= Biologics license application =

License

A biologics license application (BLA) is defined by the U.S. Food and Drug Administration (FDA) as follows:

The biologics license application is a request for permission to introduce, or deliver for introduction, a biologic product into interstate commerce (21 CFR 601.2). The BLA is regulated under 21 CFR 600 – 680. A BLA is submitted by any legal person or entity who is engaged in manufacture or an applicant for a license who takes responsibility for compliance with product and establishment standards. Form 356h specifies the requirements for a BLA. This includes:
- Applicant information
- Product/manufacturing information
- Pre-clinical studies
- Clinical studies
- Labeling

Some biological products are regulated by the Center for Drug Evaluation and Research (CDER) while others are regulated by the Center for Biologics Evaluation and Research (CBER).

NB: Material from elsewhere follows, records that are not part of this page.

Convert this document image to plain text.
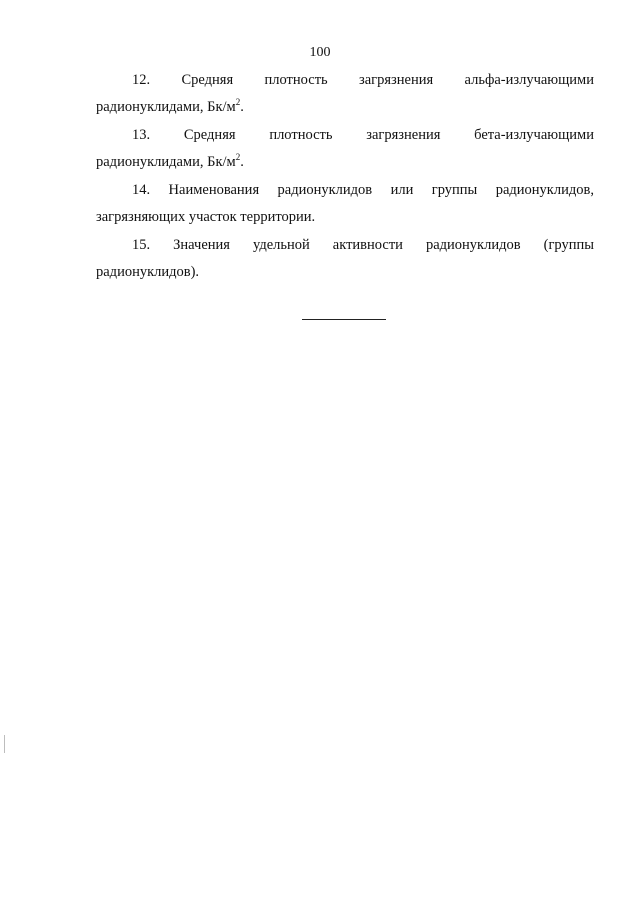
100
12. Средняя плотность загрязнения альфа-излучающими
радионуклидами, $Бк/м^2$.
13. Средняя плотность загрязнения бета-излучающими
радионуклидами, $Бк/м^2$.
14. Наименования радионуклидов или группы радионуклидов,
загрязняющих участок территории.
15. Значения удельной активности радионуклидов (группы
радионуклидов).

A BLA is submitted after the investigational new drug (IND) phase, once the clinical investigations are completed. If the Form 356h is missing information, the FDA will reply within 74 days.
A BLA asserts that the product is "safe, pure, and potent", the manufacturing facilities are inspectable, and each package of the product bears the license number. Statutory standards for BLA approval are largely the same as those for New Drug Application approval. According to , FDA interprets "potency" to include effectiveness of the biologic.

After approval, annual reports, reports on adverse events, manufacturing changes, and labeling changes must be submitted.